The Titans are making a lot of noise this off season by moving players around and creating multiple looks on defense. They're doing the opposite on offense and simplifying. Which is the right move?

Joe Robbins

Are the Titans making the defense too complicated?

Much of the the 2012 offensive lack of production has been blamed on Chris Palmer's complicated scheme. While this type of offense has been proven to work with certain teams in the past, it was a bit too much, too quick for the Titans offensive players.

The answer for the offense during this off-season? Simplify.

We have repeatedly heard about the simplified offensive game plan and much fewer option routes dictated by coverage. A run first offense that throws off of play action is the new look. Basically do a handful of things and do them well.

During this same season, the Titans defense happened to be the worst in the league and allowed a franchise record in points. They were equally inept, if not more so than the offense.

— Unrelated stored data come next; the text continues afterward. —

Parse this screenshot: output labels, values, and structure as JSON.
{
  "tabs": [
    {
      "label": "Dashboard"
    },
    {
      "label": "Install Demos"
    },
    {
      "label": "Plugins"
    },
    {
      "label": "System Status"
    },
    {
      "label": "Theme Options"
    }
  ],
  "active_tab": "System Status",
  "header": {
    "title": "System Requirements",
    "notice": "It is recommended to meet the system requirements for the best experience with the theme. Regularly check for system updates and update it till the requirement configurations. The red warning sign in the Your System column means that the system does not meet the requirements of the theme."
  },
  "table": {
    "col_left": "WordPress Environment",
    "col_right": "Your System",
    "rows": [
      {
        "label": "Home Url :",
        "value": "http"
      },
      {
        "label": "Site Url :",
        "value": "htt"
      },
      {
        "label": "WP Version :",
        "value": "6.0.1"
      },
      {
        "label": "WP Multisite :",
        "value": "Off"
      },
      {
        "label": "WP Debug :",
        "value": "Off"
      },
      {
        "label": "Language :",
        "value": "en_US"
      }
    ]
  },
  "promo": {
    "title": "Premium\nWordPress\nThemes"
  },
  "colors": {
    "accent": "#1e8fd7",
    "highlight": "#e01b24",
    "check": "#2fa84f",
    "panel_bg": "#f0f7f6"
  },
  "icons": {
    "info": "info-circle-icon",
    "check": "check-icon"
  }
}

The answer for the defense this off-season? Complicate.

Ever since Gregg Williams showed up at Baptist Sports Park the talks began about his Ruby defense. Signing Bernard Pollard threw fuel on the fire and the Titans multiple looks on defense has been all the rage. Packages, sub-packages, and sub-packages of the sub-packages with a twist of lime are all being implemented as defensive players move all over the field.

Now I'm all for creating multiple looks for the offense and disguising your coverage. I truly do understand the benefits of confusing the opposing offense and quarterback. Just so long as they don't confuse themselves.

Exotic blitzes and 3-3-5 or even 3-2-6 defenses are fine and dandy, especially on obvious passing downs. But you don't want to see linebackers playing on the line, with safeties at linebacker and corners at safety while the opposing team is running the ball down the the Titans throat. More importantly, it doesn't matter where you line everyone up at if they don't what they're supposed to do, and what each other are doing.

Are the Titans defenders smart enough to handle all these formations?

Michael Griffin was moved back and forth between free safety and strong safety last year and it was a total disaster. Griffin and the coaches alike have come out and said the problem with his play was not knowing what he was going to do week to week. Griffin basically ended up with paralysis by analysis. In order to fix this, they went out and signed George Wilson and Bernard Pollard, veteran strong safeties, which will allow Griffin to play his original FS spot.

Moving Griffin around worked so well last year that they've decided to do it with everyone else this year. I understand the desire from a schematic perspective, but it does run counter-intuitive to everything else the team is doing this off season. I believe the advantage that these looks can give a team works best when used sparingly. They need to be able to function at a high level in their base 4-3 package without all the bells and whistles. If not, you'll never be in 3rd and long in order use them. I just hope they know what they're doing.